ISSN 1392-3196 / e-ISSN 2335-8947
Zemdirbyste-Agriculture, vol. 107, No. 1 (2020), p. 3–10
DOI 10.13080/z-a.2020.107.001

Soil respiration and microbial biomass peculiarities as influenced by different land use intensity



In agroecosystems, it is important to maintain the soil agroecological potential and its productivity, which depend on soil organic carbon (SOC), biological activity and microbial biomass ensuring soil ecological functions. The aim of this study was to evaluate the soil microbial respiration and biomass in a Bathygleyic Distric Glossic Retisol of different land use intensity. These soil properties were measured in 0–10 and 10–20 cm mineral soil layers of the plough horizon in the biotopes of long-term different use: 1) arable land (>70 years cereal crop rotation), 2) temporary grassland (>70 years cereal crop rotation with temporary grassland), 3) perennial grassland (with 15–20 years of semi-natural grassland) and 4) silver birch stand (with 25 years old naturally regenerated forest stand in former agricultural land).
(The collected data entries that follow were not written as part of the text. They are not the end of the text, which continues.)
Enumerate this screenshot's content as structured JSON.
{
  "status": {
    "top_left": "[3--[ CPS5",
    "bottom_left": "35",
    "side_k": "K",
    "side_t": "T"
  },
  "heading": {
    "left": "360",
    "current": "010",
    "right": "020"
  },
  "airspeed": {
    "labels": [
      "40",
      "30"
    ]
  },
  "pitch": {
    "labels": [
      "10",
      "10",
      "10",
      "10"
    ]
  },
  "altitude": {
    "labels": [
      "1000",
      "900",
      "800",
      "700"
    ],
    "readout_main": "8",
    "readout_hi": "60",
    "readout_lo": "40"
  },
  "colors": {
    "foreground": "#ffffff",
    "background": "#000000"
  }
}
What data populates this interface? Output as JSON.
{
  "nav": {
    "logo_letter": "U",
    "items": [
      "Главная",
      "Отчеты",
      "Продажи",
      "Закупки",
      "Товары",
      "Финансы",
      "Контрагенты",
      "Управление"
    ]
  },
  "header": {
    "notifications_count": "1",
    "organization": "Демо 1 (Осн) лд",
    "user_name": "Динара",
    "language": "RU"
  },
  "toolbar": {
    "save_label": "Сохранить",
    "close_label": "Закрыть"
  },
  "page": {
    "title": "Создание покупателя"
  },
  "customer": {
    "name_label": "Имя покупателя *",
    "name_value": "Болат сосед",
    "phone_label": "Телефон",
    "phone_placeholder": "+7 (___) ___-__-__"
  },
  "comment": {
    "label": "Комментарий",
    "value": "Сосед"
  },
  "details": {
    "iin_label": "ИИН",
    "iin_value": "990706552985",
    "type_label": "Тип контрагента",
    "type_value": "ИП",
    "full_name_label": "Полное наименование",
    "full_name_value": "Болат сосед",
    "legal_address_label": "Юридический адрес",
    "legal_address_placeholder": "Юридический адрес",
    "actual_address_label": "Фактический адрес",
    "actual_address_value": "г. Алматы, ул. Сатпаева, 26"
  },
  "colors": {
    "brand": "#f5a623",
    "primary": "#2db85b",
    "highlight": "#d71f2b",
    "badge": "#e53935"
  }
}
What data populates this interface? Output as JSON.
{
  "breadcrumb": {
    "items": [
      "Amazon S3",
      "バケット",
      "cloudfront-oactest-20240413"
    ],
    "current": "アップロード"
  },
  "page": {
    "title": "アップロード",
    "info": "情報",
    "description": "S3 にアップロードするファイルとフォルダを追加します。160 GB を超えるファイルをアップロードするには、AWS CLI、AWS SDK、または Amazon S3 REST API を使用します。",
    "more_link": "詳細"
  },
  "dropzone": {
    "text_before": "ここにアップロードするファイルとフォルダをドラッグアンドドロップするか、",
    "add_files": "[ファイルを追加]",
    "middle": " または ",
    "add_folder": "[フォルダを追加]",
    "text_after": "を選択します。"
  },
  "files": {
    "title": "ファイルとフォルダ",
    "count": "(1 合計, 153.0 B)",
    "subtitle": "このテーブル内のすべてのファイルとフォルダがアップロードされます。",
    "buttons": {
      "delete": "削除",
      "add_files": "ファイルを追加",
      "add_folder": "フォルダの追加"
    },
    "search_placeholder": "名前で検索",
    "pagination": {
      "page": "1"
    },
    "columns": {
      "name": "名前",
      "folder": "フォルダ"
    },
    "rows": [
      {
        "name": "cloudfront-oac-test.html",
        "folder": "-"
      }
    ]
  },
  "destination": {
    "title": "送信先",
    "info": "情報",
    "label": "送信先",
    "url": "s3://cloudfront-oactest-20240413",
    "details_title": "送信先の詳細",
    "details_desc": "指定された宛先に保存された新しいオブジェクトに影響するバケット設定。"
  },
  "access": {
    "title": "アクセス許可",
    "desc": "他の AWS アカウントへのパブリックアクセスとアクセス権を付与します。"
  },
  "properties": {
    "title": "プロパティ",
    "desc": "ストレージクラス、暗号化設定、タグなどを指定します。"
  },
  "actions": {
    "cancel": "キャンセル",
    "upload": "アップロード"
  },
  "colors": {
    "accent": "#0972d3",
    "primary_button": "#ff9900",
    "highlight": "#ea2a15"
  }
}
In the study, the most intensive soil respiration was determined in the perennial grassland, silver birch stand and temporary grassland in the moderately acidic (pHKCl 5.0) soil. The concentrations of soil microbial biomass carbon (SMBC) and soil microbial biomass nitrogen (SMBN) were the highest in the silver birch stand, and the lowest concentrations were found in the arable land. In most cases, the activity of soil microorganisms (microbial respiration, SMBC and SMBN) was influenced by SOC, water soluble organic carbon (WSOC), humus and its fraction composition, and soil acidity. Despite this, the study did not show strong correlations between these properties. However, in a long-term perspective of soil use, the conversion of arable land to perennial grasslands or forest plantations can stabilize soil microbial activity due to persistent supply of organic matter.

Key words: different biotopes of long-term use, microbial biomass carbon, microbial biomass nitrogen, soil organic carbon, soil respiration rate.